Como alguém que se deixa batizar nas águas do Rio Jordão por um pastor evangélico – líder de um partido político e que foi preso em uma operação anticorrupção – ainda se diz “católico”? Ou bem assume um credo ou outro e não fique usando-os para seus mesquinhos fins. Como alguém pode bradar pelos princípios cristãos da “família tradicional”, uma vez que em sua vida pessoal não dá provas de que acredita verdadeiramente neles, como quando ainda era parlamentar e mantinha uma residência oficial na capital federal “para comer gente”? Como alguém consagra o povo brasileiro à Mãe Aparecida tendo manifestado inúmeras vezes descaso por esse mesmo povo, especialmente pelos povos originários, pelos afrodescendentes, pelas mulheres, pelas e pelos LGBTQIA+? Como alguém reza a consagração a Nossa Senhora Aparecida dizendo que poucos morreram durante a ditadura militar, elogiando o torturador Coronel Brilhante Ustra e pregando o uso de armas pela população? Como alguém recorre à proteção da Padroeira do Brasil quando desprotegeu a população toda negando a gravidade da violenta pandemia?

Jair Bolsonaro, que gosta tanto de ostentar seu segundo nome, não tem nada de católico, nem de cristão, nem sequer de humano. É um facínora! Ele usa e abusa da fé como palanque político; tenta reverter suas seguidas derrotas políticas apelando à religião. Não, Jair Bolsonaro não é religioso. Ele perverte o ensinamento evangélico porque quer dar a Deus o que é do perverso César (Mt 22,21). Jair Bolsonaro não é de Deus!

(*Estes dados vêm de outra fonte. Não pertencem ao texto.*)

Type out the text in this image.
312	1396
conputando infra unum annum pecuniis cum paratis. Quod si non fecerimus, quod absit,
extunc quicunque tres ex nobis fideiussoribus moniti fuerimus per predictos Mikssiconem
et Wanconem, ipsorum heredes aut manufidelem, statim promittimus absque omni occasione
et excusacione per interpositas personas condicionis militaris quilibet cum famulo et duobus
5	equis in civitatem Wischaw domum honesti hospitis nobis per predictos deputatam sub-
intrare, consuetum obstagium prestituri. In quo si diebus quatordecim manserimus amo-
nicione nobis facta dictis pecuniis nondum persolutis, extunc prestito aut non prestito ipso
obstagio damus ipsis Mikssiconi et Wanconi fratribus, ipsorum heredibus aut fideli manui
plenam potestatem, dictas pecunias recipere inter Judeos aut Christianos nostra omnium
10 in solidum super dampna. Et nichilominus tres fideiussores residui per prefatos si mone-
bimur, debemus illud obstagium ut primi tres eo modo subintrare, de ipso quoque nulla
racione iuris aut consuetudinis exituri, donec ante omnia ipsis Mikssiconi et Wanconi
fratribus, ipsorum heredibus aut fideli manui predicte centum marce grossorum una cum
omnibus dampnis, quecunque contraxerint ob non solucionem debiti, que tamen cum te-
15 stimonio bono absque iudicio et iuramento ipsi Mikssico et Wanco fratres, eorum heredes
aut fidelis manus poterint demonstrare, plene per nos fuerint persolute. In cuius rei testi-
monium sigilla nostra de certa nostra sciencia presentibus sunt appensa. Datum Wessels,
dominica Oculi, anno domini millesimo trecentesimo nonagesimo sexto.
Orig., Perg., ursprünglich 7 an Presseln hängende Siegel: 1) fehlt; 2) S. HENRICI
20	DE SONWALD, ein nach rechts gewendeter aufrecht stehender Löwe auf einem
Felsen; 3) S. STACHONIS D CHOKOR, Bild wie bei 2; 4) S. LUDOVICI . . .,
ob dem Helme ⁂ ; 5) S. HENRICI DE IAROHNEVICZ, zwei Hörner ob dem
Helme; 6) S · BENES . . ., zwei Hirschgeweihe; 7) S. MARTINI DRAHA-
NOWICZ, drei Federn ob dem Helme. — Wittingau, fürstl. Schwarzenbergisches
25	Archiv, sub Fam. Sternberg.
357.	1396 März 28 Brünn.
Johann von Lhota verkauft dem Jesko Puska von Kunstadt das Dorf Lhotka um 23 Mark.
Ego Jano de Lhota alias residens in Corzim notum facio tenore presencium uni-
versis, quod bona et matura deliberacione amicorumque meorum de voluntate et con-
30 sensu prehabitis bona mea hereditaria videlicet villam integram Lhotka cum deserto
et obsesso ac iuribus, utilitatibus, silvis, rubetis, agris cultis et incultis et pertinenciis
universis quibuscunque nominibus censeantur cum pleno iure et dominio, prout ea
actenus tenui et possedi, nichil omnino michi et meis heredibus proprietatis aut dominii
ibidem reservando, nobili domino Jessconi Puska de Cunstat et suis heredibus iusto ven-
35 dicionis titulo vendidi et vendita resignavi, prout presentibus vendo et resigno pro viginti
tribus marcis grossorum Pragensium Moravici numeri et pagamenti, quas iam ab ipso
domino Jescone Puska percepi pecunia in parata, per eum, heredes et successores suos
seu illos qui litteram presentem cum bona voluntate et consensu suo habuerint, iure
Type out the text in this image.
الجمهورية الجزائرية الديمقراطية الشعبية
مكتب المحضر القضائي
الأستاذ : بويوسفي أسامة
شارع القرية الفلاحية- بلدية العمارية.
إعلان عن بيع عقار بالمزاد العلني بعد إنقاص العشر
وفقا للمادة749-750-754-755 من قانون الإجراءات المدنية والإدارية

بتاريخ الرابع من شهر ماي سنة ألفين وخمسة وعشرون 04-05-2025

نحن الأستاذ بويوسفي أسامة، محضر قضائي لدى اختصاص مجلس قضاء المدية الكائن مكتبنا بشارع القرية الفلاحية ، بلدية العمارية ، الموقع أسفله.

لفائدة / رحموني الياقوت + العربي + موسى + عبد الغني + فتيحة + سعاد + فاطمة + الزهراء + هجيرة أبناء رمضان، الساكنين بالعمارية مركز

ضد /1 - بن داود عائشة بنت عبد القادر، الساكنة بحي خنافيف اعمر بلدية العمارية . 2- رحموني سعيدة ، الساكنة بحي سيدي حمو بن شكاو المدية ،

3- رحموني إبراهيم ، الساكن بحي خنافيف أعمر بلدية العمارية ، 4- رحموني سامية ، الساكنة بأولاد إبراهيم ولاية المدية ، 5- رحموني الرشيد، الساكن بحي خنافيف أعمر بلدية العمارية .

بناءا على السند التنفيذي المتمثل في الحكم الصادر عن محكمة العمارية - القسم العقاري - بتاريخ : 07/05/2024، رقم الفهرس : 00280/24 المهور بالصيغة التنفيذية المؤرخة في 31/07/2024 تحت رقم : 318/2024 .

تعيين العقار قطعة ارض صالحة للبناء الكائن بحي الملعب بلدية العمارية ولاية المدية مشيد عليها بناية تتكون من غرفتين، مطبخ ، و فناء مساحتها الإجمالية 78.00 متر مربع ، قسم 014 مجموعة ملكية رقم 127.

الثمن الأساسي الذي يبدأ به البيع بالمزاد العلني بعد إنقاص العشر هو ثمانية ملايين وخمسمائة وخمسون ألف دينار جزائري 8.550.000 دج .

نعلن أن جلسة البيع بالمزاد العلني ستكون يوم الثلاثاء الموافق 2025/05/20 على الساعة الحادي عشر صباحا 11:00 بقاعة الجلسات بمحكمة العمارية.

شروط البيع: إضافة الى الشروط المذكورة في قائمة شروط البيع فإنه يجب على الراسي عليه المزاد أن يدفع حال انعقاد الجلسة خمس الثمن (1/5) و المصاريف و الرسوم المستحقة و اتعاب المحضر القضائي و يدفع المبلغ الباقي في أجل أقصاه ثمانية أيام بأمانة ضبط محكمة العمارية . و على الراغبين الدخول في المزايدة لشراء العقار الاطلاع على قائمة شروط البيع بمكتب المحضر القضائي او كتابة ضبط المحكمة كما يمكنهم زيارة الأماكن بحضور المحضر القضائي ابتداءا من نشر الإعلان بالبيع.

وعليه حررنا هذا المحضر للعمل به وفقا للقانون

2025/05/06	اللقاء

Indignamo-nos com sua participação na missa em Aparecida, com sua profanação do sagrado no templo e fora dele, porque quem despreza a vida profana o sagrado. Indignamo-nos com o apoio que autoridades eclesiásticas católicas ainda expressam a esse homem maldoso que não possui o menor respeito pela fé e por aquelas e aqueles que a professam. Indignamo-nos com seu profano gesto de dar a César o que é de Deus.

Padres da Caminhada & Padres Contra o Fascismo [1]

Nota

[1] Padres da Caminhada & Padres contra o Fascismo – São coletivos de padres de todo o Brasil que se articulam informalmente, constituídos por mais de quatrocentos (400) padres e alguns bispos.